In August after we received our NHS referral, our private clinic requested another sample and something amazing happened. WE FOUND SPERM. He has now completely cut out coffee and in his latest sample the numbers are up. Unsurprisingly neither of us are going near the caffeine now!
My lovely acupuncturist also recommended a few basic principles which have meant we’ve slightly changed our diets but haven’t found it a chore at all. Hopefully this means I’ll grow healthy, optimum eggs.
– Protein with every meal
– Cut down on processed foods
– Lots of fruit and vegetables
– Good fats such as avocados, seeds, nuts and olive oil
– Multivitamin containing folic acid for me and a male version for my husband.
I continued to read a lot more about nutrition in the run up to starting treatment and bought Emma Cannon’s Fertile book which I found really interesting.

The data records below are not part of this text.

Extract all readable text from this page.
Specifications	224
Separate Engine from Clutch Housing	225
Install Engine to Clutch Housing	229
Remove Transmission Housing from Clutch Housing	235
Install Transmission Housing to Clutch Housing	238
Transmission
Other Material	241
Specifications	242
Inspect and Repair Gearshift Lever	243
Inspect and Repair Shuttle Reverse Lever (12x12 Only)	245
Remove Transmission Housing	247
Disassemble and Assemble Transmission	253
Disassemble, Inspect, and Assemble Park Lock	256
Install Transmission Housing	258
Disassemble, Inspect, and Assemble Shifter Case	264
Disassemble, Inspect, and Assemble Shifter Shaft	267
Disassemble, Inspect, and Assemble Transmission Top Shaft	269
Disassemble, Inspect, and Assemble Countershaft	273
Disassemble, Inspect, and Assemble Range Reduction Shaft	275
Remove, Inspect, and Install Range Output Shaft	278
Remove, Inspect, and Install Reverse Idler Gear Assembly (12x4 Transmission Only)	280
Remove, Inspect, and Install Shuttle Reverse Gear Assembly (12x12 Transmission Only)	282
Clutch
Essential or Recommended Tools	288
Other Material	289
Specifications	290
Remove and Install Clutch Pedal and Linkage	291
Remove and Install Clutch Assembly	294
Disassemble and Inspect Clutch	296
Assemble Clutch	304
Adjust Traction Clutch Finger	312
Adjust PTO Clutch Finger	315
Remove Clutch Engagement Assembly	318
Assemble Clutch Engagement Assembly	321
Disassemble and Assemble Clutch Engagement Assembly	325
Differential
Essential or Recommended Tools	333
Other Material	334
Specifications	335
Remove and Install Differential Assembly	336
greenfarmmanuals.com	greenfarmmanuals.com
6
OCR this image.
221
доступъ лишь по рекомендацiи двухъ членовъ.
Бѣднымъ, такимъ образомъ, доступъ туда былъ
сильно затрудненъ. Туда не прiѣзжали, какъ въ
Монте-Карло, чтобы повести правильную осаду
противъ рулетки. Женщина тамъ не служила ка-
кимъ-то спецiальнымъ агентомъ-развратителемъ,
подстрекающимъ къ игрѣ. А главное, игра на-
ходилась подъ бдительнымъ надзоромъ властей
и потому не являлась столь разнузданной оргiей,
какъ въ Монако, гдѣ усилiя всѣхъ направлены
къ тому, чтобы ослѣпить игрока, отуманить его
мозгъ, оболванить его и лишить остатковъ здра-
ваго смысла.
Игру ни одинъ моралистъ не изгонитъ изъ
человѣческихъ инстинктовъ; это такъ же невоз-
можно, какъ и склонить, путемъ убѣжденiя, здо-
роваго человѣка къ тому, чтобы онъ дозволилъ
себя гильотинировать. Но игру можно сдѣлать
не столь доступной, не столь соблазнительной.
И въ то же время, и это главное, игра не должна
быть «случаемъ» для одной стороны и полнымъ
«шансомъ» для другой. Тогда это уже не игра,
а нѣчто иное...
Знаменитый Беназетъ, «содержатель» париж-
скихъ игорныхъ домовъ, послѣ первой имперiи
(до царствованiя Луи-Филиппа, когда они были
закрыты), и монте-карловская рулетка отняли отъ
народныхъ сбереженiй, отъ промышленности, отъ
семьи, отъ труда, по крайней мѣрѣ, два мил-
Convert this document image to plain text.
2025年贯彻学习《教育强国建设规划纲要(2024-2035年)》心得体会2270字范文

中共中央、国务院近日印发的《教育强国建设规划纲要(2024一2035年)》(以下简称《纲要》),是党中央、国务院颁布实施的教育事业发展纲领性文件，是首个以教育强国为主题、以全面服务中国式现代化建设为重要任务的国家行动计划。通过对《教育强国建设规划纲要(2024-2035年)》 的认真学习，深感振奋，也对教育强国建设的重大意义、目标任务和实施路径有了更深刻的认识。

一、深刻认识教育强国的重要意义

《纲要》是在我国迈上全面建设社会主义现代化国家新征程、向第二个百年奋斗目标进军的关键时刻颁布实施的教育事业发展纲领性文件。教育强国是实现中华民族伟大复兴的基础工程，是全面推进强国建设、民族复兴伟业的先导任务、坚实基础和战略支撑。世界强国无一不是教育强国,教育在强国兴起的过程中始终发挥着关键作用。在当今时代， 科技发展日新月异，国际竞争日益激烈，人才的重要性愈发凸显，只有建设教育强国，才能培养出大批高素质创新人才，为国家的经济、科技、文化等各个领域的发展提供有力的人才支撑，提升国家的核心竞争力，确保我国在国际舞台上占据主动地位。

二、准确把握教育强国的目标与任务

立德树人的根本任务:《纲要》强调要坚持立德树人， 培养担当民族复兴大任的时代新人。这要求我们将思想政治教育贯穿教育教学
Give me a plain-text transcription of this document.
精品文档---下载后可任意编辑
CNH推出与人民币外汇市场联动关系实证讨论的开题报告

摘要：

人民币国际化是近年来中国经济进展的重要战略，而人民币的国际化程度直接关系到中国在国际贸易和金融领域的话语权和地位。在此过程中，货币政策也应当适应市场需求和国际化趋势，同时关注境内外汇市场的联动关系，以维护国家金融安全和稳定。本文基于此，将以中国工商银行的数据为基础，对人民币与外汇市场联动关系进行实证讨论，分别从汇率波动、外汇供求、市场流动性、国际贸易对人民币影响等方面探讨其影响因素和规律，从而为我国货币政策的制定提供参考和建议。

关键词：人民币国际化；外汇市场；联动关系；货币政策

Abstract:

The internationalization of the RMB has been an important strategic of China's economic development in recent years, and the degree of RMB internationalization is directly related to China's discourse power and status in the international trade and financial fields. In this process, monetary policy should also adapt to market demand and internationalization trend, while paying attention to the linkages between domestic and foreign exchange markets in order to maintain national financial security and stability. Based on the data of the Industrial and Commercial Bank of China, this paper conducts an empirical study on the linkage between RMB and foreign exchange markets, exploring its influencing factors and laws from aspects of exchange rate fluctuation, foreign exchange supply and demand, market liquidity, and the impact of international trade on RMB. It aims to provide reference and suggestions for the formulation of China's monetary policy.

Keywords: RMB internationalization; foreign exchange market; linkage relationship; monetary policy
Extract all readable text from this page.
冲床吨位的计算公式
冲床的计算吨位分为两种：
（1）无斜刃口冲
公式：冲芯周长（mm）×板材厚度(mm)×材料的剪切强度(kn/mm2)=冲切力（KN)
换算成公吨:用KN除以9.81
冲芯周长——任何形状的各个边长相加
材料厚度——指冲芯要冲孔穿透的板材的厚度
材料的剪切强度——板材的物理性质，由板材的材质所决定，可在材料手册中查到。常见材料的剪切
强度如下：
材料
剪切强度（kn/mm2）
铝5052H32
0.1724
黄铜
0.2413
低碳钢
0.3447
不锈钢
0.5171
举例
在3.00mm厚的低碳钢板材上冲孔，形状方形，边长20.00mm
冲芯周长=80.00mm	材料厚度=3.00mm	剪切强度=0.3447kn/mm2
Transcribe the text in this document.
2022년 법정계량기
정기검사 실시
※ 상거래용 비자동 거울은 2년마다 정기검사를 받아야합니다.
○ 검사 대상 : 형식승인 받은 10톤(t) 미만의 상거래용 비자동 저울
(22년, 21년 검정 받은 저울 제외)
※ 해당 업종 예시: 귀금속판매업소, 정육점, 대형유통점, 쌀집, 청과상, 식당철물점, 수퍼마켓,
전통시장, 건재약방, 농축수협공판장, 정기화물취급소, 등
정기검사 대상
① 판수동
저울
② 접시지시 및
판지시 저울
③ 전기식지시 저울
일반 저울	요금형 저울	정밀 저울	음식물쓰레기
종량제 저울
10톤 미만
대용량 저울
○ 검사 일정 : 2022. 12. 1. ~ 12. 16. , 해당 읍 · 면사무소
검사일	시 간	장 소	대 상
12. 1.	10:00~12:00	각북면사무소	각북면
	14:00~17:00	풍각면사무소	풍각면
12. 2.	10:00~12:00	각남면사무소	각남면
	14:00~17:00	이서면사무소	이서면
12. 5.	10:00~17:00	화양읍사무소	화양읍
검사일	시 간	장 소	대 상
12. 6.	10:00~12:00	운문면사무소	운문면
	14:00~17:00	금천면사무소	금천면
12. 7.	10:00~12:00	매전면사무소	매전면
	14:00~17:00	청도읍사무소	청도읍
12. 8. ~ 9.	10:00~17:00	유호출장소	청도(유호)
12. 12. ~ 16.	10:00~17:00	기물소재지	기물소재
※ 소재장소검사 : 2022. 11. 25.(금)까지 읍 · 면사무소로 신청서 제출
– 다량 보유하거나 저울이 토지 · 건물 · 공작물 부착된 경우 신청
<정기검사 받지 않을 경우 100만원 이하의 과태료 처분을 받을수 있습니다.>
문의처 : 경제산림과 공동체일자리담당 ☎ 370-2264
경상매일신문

Emotionally I feel in a good place; I’m pretty level headed and focused on the task in hand but I did decide to take advantage of one of the counselling sessions at my clinic. With the surprise revelation they had found swimmers we sped on to treatment way quicker than anticipated and I arranged to speak to a counsellor to get my head around the new timeframe and the mixed messages we’d received. After one session I felt a lot more at ease and we decided to proceed with treatment instead of waiting until next year. The counsellor gave me some great advice too as I was getting frustrated with the sweeping sentiment of ‘staying positive’. She responded to this by stating ‘you don’t have to be positive all the time, just remain hopeful.’
So this is where I leave you all now; a little bruised but certainly not battered, slowly taking each day as it comes and together remaining forever hopeful.